Teacher turnover was high throughout the history of Lincoln School, the exception being the school's first teacher of African-American race, Charles W. Lear. Mr. Lear taught for thirty-two of the school's seventy-five years of existence. Facilities were always sub-par compared to the white schools in Canton, with indoor toilets and electricity not added until 1924. With the exception of the adult remedial classes, only children up through grade eight were educated at Lincoln School. Until 1946, those seeking a high school diploma were left to their own devices. From 1946 until 1955, the Canton school board bussed African-American students in grades nine through twelve forty miles south to Hannibal, Missouri (an eighty-mile round trip) daily. Following the Brown v. Board of Education ruling, 1955 would be the last year for Lincoln School, the last classes held in May of that year, the final teacher being Mrs. Birdie Nickerson.

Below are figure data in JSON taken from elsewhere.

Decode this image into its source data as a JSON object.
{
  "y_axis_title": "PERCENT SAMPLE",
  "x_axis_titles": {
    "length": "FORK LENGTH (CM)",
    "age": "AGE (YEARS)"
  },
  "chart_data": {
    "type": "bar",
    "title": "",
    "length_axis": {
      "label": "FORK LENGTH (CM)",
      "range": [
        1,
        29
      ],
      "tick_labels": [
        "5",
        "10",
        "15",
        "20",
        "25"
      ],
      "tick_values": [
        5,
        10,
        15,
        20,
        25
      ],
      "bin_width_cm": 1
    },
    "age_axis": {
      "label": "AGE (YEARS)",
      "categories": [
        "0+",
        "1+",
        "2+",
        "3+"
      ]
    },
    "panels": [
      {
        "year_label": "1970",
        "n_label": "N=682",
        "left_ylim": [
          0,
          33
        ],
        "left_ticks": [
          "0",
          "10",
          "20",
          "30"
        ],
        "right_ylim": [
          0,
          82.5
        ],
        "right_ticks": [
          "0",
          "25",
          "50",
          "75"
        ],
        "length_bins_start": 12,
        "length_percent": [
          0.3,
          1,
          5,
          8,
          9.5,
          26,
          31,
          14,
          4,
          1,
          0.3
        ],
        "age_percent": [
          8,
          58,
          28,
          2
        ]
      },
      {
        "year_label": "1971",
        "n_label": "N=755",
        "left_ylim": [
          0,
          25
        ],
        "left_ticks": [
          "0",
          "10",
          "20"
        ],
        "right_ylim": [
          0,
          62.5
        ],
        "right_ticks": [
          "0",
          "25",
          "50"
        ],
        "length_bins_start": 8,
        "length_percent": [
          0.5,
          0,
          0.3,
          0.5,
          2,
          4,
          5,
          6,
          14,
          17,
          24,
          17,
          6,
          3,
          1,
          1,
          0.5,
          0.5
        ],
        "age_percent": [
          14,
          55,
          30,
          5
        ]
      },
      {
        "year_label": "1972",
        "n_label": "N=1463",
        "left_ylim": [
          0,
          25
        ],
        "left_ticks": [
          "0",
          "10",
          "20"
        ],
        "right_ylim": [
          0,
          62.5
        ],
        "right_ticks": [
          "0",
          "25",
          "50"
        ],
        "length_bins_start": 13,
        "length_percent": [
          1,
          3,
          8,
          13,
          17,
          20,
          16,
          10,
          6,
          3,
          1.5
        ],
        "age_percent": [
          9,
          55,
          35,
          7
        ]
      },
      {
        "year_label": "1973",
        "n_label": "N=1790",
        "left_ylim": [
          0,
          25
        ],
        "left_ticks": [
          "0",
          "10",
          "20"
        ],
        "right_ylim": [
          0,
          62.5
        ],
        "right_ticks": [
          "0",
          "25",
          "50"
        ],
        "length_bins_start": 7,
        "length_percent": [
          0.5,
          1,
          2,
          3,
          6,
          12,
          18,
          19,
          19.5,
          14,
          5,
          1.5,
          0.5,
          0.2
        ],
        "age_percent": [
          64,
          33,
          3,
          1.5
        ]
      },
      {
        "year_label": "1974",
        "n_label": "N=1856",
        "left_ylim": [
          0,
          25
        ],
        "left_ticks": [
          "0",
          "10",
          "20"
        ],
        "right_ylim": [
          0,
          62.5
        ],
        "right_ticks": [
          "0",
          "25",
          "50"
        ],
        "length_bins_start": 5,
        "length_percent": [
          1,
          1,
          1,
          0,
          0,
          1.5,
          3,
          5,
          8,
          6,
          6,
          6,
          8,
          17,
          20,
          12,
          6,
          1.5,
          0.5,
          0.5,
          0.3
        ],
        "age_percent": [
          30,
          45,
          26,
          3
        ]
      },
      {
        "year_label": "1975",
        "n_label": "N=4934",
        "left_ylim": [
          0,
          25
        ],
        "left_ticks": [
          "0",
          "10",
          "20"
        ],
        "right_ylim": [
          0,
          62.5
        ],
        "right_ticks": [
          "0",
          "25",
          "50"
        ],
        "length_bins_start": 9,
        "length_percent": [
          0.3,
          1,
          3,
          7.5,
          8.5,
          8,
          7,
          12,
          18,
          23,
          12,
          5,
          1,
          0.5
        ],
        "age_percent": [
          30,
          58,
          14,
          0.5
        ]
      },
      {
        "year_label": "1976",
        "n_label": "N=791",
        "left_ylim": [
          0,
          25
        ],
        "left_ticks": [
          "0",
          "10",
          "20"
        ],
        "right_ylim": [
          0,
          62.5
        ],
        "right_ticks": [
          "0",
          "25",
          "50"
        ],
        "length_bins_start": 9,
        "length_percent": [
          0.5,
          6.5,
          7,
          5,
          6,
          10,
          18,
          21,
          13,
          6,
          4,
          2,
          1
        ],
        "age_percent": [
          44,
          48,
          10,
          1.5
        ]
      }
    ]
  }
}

After 1955, the Lincoln School was used as a storage facility by the Canton R-5 school district and fell into a state of considerable disrepair. That began to change after its inclusion on the National Register of Historic Places on February 10, 1983, and further after the district donated the school to the City of Canton in 1995. In recent years a non-profit community group, Lincoln School Restoration Association, has taken over management and restoration efforts at the school. A commemorative plaque now adorns the exterior and an interpretive sign in front provides a brief history of the school. No public access is available at this time due to ongoing restoration. In popular culture, Lincoln School was the basis for the fictional Douglass School of Nutbush, Missouri in author Eleanora Tate's series of children's stories. Ms. Tate, a Canton native, attended first grade at Lincoln School in its final year of operation.